We investigate the convergence rates and data sample sizes required for training a machine learning model using a stochastic gradient descent (SGD) algorithm, where data points are sampled based on either their loss value or uncertainty value. These training methods are particularly relevant for active learning and data subset selection problems. For SGD with a constant step size update, we present convergence results for linear classifiers and linearly separable datasets using squared hinge loss and similar training loss functions. Additionally, we extend our analysis to more general classifiers and datasets, considering a wide range of loss-based sampling strategies and smooth convex training loss functions. We propose a novel algorithm called Adaptive-Weight Sampling (AWS) that utilizes SGD with an adaptive step size that achieves stochastic Polyak's step size in expectation. We establish convergence rate results for AWS for smooth convex training loss functions. Our numerical experiments demonstrate the efficiency of AWS on various datasets by using either exact or estimated loss values.

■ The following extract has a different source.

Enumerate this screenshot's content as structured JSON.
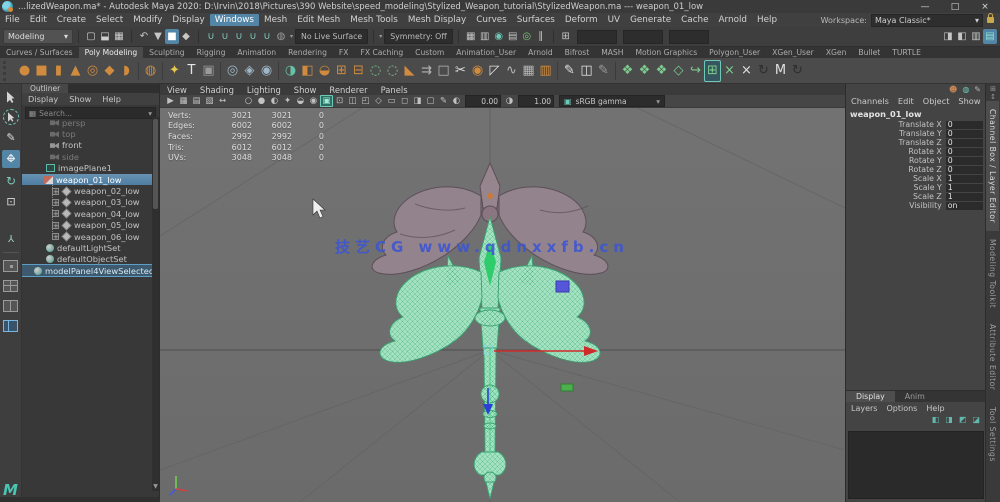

翻译：本文研究了使用随机梯度下降（SGD）算法训练机器学习模型时所需的收敛速率与数据样本量，其中数据点的采样依据其损失值或不确定性值。这些训练方法尤其适用于主动学习与数据子集选择问题。对于采用恒定步长更新的SGD，我们针对线性分类器与线性可分数据集，使用平方铰链损失及类似的训练损失函数，给出了收敛性结果。此外，我们将分析扩展到更一般的分类器与数据集，考虑了广泛的基于损失的采样策略以及光滑凸训练损失函数。我们提出了一种称为自适应权重采样（AWS）的新算法，该算法利用具有自适应步长的SGD，该步长在期望意义上实现了随机Polyak步长。我们为AWS在光滑凸训练损失函数上建立了收敛速率结果。我们的数值实验通过使用精确或估计的损失值，展示了AWS在多种数据集上的高效性。